(Reuters) -Rupert Murdoch’s News Corp on Thursday beat quarterly profit estimates thanks to its cost-cutting efforts and talked up how generative artificial intelligence will support future results.

For the first time, digital revenue accounted for over half of the company’s total revenue for the full year, News Corp said.

“That momentum is surely gathering pace in the age of generative AI, which we believe presents a remarkable opportunity to create a new stream of revenues, while allowing us to reduce costs across the business,” Chief Executive Robert Thomson said on a conference call.

The company, which also owns the Sunday Times and the Wall Street Journal, was already in active negotiations to establish value for its content and IP “that will play a crucial role in the future of AI,” he said.

Associated Press did a similar deal last month. The news agency said it was licensing a part its archive of news stories to ChatGPT-owner OpenAI under a deal that will explore generative artificial intelligence’s use in news.

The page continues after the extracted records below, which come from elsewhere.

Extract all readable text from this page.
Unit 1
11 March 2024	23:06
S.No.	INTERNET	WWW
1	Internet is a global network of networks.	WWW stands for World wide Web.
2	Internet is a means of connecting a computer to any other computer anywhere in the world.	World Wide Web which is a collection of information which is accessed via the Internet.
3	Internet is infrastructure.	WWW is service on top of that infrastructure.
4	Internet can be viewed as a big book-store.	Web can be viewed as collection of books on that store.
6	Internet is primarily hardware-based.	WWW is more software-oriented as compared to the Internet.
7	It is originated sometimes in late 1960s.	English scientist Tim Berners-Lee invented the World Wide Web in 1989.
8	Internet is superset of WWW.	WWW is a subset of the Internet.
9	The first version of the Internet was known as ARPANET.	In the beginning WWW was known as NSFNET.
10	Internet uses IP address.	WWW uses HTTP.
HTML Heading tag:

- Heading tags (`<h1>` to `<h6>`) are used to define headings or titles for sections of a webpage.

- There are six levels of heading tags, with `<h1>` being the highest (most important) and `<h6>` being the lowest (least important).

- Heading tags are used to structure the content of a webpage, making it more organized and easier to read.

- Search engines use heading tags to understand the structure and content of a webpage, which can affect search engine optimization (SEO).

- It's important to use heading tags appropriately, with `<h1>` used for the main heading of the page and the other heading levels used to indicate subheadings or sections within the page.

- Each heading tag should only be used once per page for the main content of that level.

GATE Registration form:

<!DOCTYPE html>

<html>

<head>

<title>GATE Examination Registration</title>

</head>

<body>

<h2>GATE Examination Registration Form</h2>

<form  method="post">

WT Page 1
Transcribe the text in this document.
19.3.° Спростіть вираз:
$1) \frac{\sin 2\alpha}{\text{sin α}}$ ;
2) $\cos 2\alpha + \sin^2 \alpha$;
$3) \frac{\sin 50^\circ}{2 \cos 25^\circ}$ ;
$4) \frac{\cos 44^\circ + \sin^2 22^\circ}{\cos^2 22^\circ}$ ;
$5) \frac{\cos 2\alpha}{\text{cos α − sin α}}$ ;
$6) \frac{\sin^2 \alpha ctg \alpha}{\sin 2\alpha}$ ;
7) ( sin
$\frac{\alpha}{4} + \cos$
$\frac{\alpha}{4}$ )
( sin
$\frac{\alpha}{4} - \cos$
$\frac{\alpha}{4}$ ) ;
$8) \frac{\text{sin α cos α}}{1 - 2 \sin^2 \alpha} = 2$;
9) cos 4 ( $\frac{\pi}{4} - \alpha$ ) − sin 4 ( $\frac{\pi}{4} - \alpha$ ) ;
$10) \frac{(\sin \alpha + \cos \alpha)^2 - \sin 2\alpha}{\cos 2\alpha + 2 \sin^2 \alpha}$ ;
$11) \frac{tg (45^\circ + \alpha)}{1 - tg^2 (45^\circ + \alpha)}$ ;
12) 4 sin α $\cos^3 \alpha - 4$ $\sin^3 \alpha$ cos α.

Higher digital subscription revenue in its fiscal fourth quarter helped News Corp absorb the impact of a 11.5% decline in advertising revenue.

Revenue in its professional information business, which includes data and analytics platforms such as Oil Price Information Service, rose 10%.

Shares in News Corp, which have risen about 12% so far this year, were little changed in extended trading.

“With inflation abating, interest rates plateauing and incipient signs of stability in the housing market, we have sound reasons for optimism about the coming quarters,” Thomson said.

New York Times Co and Fox Corp also signaled earlier this week that ad spending was picking up faster than market expectations.

Excluding items, News Corp earned 14 cents per share, beating estimates of 8 cents, according to Refinitiv data.

Core earnings rose 8% to $341 million in the quarter due to cost cuts, including a 5% headcount reduction it had announced earlier.

Total revenue was down 9% at $2.43 billion in the quarter ended June 30.